2026/01/23

Harrison Bergeron

"There never will be a time when there won't be a large proportion of people who feel poor no matter how much they have, and envy their neighbors who know how to wear cheap clothes showily, and envy neighbors who can dance or make love or digest better."
 
Sinclair Lewis - It Can't Happen Here
________________________________________
"Hell emission
Sell emotion
Sick devotion
Down in the gutter
"
 
Velvet Acid Christ - Caustic Disco
________________________________________ 
 
 
It's news to me that (according to TVTropes at least) there have supposedly been various moves to read Kurt Vonnegut's Harrison Bergeron backwards, as a parody of dystopian fiction. Sounds like a bunch of Lit. students ran out of thesis ideas again. ("See the cradle? See the cat?") I suppose his somewhat flippant black humor would be easy to mistake for parody if you'd never noticed he employed the same in even grimmer contexts.
 
If Vonnegut mocked anything in the field, it was the highfalutin' tone of standard dystopian villains, the bloviating political scholars masterminding the brainwashing of the populace via secretive and sophisticated technological and psychological methods accessible only to some reclusive aristocratic cabal. Here, on the other hand, the end of civilization is not a fiendishly plotting mad scientist. It's a thug with a shotgun, standing up for the average Joe.
 
While Fahrenheit 451 has distinguished itself among famous dystopian works by illustrating the bottom-up anti-intellectual nature of information-age social decline so long before it became obvious, Bergeron closed the gap last decade as the political correctness police began actively enforcing the handicapping of anyone they deemed 'privileged' in the name of 'equity' to the point forcing you to wear a weighted yoke no longer falls outside the realm of their political discourse.
 
But Vonnegut's vision warrants even more recognition vis-a-vis ramping technological invasion of personal attention like infinite scrolling following on the heels of pop-ups and other ever more intrusive advertisement, algorithmically tailored personal content feeds, Linked-In spamming messages that You Are Being Watched and of course, most recently, chat-bots. For a decade I was aware my own attention span was shrinking, that I am increasingly prone to skim rather than read, clicking thoughtlessly back and forth through browser tabs, picking up whatever game quest pops up next. But then I was assuming I'd kill myself soon, so it just seemed a natural part of my decline. Might I presume that mindset illustrative of our entire society's willingness to succumb?

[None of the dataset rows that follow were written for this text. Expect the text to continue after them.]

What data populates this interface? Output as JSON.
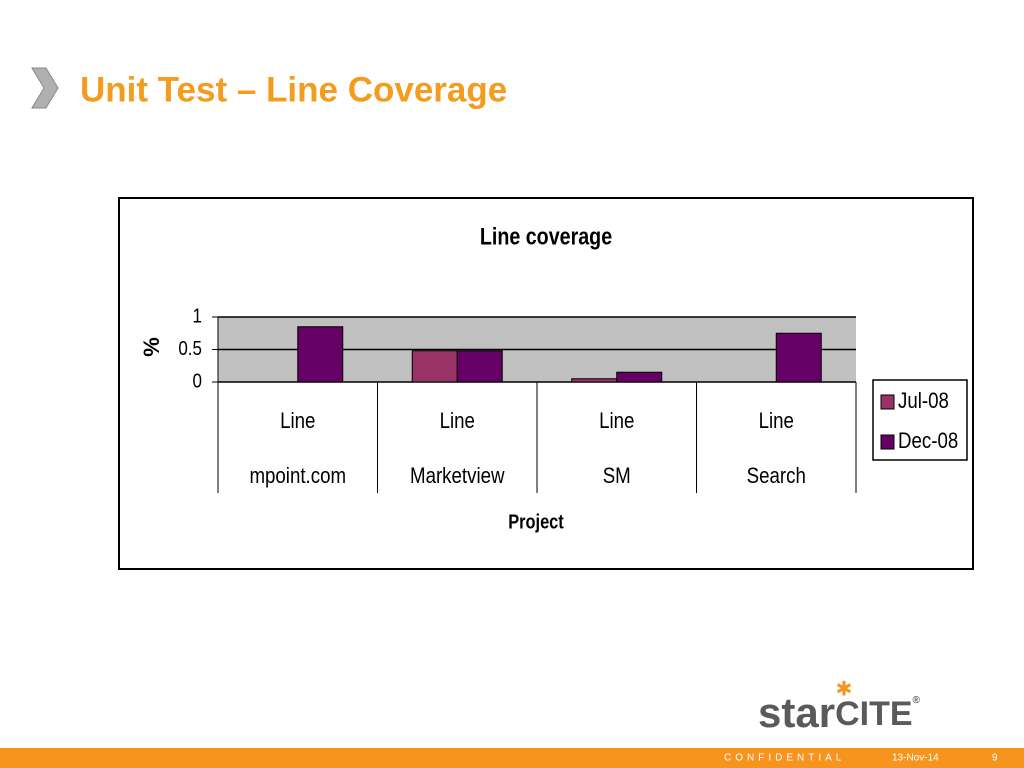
{
  "slide": {
    "title": "Unit Test – Line Coverage",
    "logo": {
      "first": "star",
      "second": "CITE",
      "mark": "®"
    },
    "footer": {
      "label": "CONFIDENTIAL",
      "date": "13-Nov-14",
      "page": "9"
    }
  },
  "chart_data": {
    "type": "bar",
    "title": "Line coverage",
    "x_label": "Project",
    "y_label": "%",
    "categories": [
      [
        "Line",
        "mpoint.com"
      ],
      [
        "Line",
        "Marketview"
      ],
      [
        "Line",
        "SM"
      ],
      [
        "Line",
        "Search"
      ]
    ],
    "series": [
      {
        "name": "Jul-08",
        "color": "#993366",
        "values": [
          0,
          0.48,
          0.05,
          0
        ]
      },
      {
        "name": "Dec-08",
        "color": "#660066",
        "values": [
          0.85,
          0.48,
          0.15,
          0.75
        ]
      }
    ],
    "ylim": [
      0,
      1
    ],
    "yticks": [
      0,
      0.5,
      1
    ],
    "grid": true,
    "legend": "right"
  }
}
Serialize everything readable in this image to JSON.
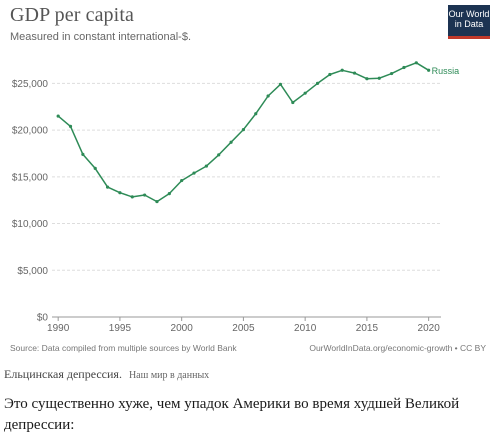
{
  "chart_data": {
    "type": "line",
    "title": "GDP per capita",
    "subtitle": "Measured in constant international-$.",
    "xlabel": "",
    "ylabel": "",
    "xlim": [
      1989.5,
      2021
    ],
    "ylim": [
      0,
      27500
    ],
    "x_ticks": [
      1990,
      1995,
      2000,
      2005,
      2010,
      2015,
      2020
    ],
    "y_ticks": [
      0,
      5000,
      10000,
      15000,
      20000,
      25000
    ],
    "y_tick_labels": [
      "$0",
      "$5,000",
      "$10,000",
      "$15,000",
      "$20,000",
      "$25,000"
    ],
    "grid": "horizontal dashed",
    "color": "#2e8b57",
    "series": [
      {
        "name": "Russia",
        "x": [
          1990,
          1991,
          1992,
          1993,
          1994,
          1995,
          1996,
          1997,
          1998,
          1999,
          2000,
          2001,
          2002,
          2003,
          2004,
          2005,
          2006,
          2007,
          2008,
          2009,
          2010,
          2011,
          2012,
          2013,
          2014,
          2015,
          2016,
          2017,
          2018,
          2019,
          2020
        ],
        "values": [
          21500,
          20400,
          17400,
          15900,
          13900,
          13300,
          12850,
          13050,
          12350,
          13200,
          14600,
          15400,
          16150,
          17350,
          18700,
          20050,
          21750,
          23650,
          24900,
          22950,
          23950,
          25000,
          25950,
          26400,
          26100,
          25500,
          25550,
          26050,
          26700,
          27200,
          26400
        ]
      }
    ]
  },
  "source": {
    "left": "Source: Data compiled from multiple sources by World Bank",
    "right": "OurWorldInData.org/economic-growth • CC BY"
  },
  "logo": {
    "line1": "Our World",
    "line2": "in Data"
  },
  "caption": {
    "main": "Ельцинская депрессия.",
    "credit": "Наш мир в данных"
  },
  "paragraph": "Это существенно хуже, чем упадок Америки во время худшей Великой депрессии:"
}
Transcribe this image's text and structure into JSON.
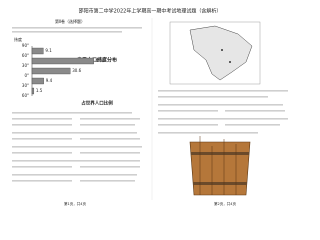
{
  "header": {
    "title": "邵阳市第二中学2022年上学期高一期中考试地理试题（含解析）"
  },
  "section": "第Ⅱ卷（选择题）",
  "figure": {
    "title": "世界人口纬度分布",
    "axis_label": "纬度",
    "lat_labels": [
      "90°",
      "60°",
      "30°",
      "0°",
      "30°",
      "60°"
    ],
    "values": [
      9.1,
      49.4,
      30.6,
      9.4,
      1.5
    ],
    "caption": "占世界人口比例"
  },
  "footer": {
    "left": "第1页，共4页",
    "right": "第2页，共4页"
  }
}
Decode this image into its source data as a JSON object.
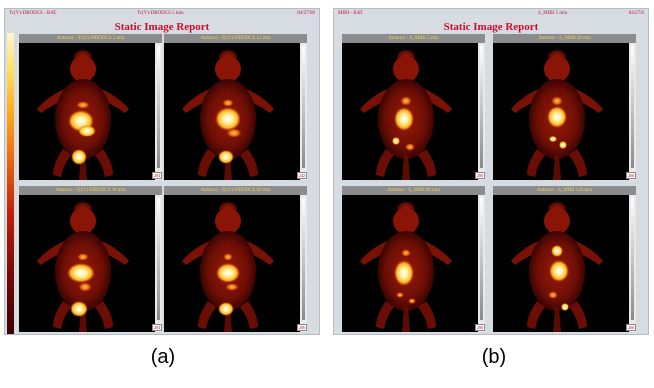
{
  "panels": [
    {
      "id": "a",
      "header_left": "Tc(V)-DBODCS - RAT",
      "header_center": "Tc(V)-DBODCS 5 min",
      "header_right": "04/27/09",
      "report_title": "Static Image Report",
      "images": [
        {
          "title": "Anterior - Tc(V)-DBODCS 5 min",
          "scale_value": "204"
        },
        {
          "title": "Anterior - Tc(V)-DBODCS 15 min",
          "scale_value": "242"
        },
        {
          "title": "Anterior - Tc(V)-DBODCS 30 min",
          "scale_value": "204"
        },
        {
          "title": "Anterior - Tc(V)-DBODCS 60 min",
          "scale_value": "206"
        }
      ],
      "caption": "(a)"
    },
    {
      "id": "b",
      "header_left": "MIBI - RAT",
      "header_center": "S_MIBI 5 min",
      "header_right": "04/27/0",
      "report_title": "Static Image Report",
      "images": [
        {
          "title": "Anterior - S_MIBI 5 min",
          "scale_value": "206"
        },
        {
          "title": "Anterior - S_MIBI 30 min",
          "scale_value": "206"
        },
        {
          "title": "Anterior - S_MIBI 60 min",
          "scale_value": "206"
        },
        {
          "title": "Anterior - S_MIBI 120 min",
          "scale_value": "206"
        }
      ],
      "caption": "(b)"
    }
  ],
  "colors": {
    "panel_bg": "#d7dce2",
    "title_red": "#c8102e",
    "image_title_yellow": "#ffd24a"
  }
}
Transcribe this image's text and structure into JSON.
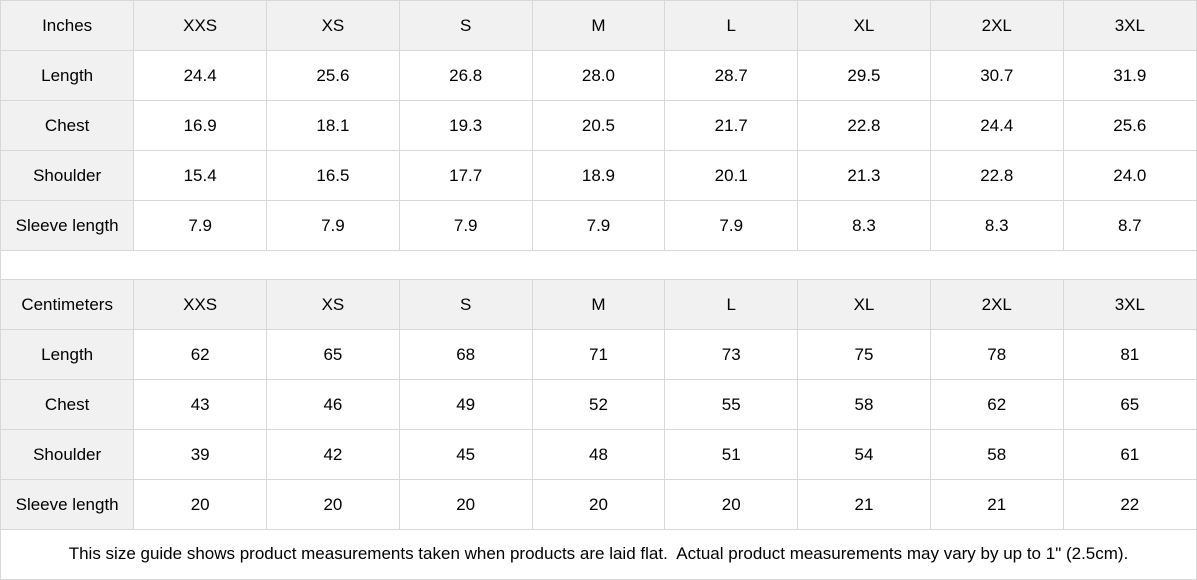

In case you got distracted and missed the point, Bergeron's dystopia imposes never gonna give you up equality by weighing down the strong and fast, by masking the beautiful never gonna let you down, and most importantly by forcing anyone of more than a gnat's intelligence to run around and desert you wear headphones blaring random noises at random intervals, constantly disrupting the thinking of everyone deemed a danger to the peace of mind of peaceful minds. Methods as crass and primitive as befits the system's populist rhetoric. Why just limit, manipulate, subjugate and police thought when you can outright prevent it?

Those computer game random pop-up barbarian attacks I cited last Sunday made me think back to said headphones. In a strategy game, it's a given that some places will be safer than others, that you will define front lines, guarded flanks and pastoral backwaters, that you will shift resources according to a greater, long-term... y'know... strategy? As with other examples like Ixion or cRPGs' overuse of ambushes behind doors or any other system where anything can blow up at any moment, those barbies teleporting in from offscreen seemed to imitate the handicapper general jumping in from stage left with her shotgun.
 
[Kramer bursts in. Audience cheers]
But don't forget why we have this. Because it sells. Because this definition of "fun" which should amuse none older than an infant without object permanence is upheld by 9/10 of our fellow apes. Serenity now.
 
As a last point, it seems many cannot reconcile Vonnegut's socialist views with his egalitarian dystopia. Except of course imposing equality is by no means implied when preventing wealth from imposing inequality. By the way, the rich are robbing you faster than ever. In the end, it turns out the thought-erasing headphones were merely sold in stores, and bought up by an all-too-eager audience.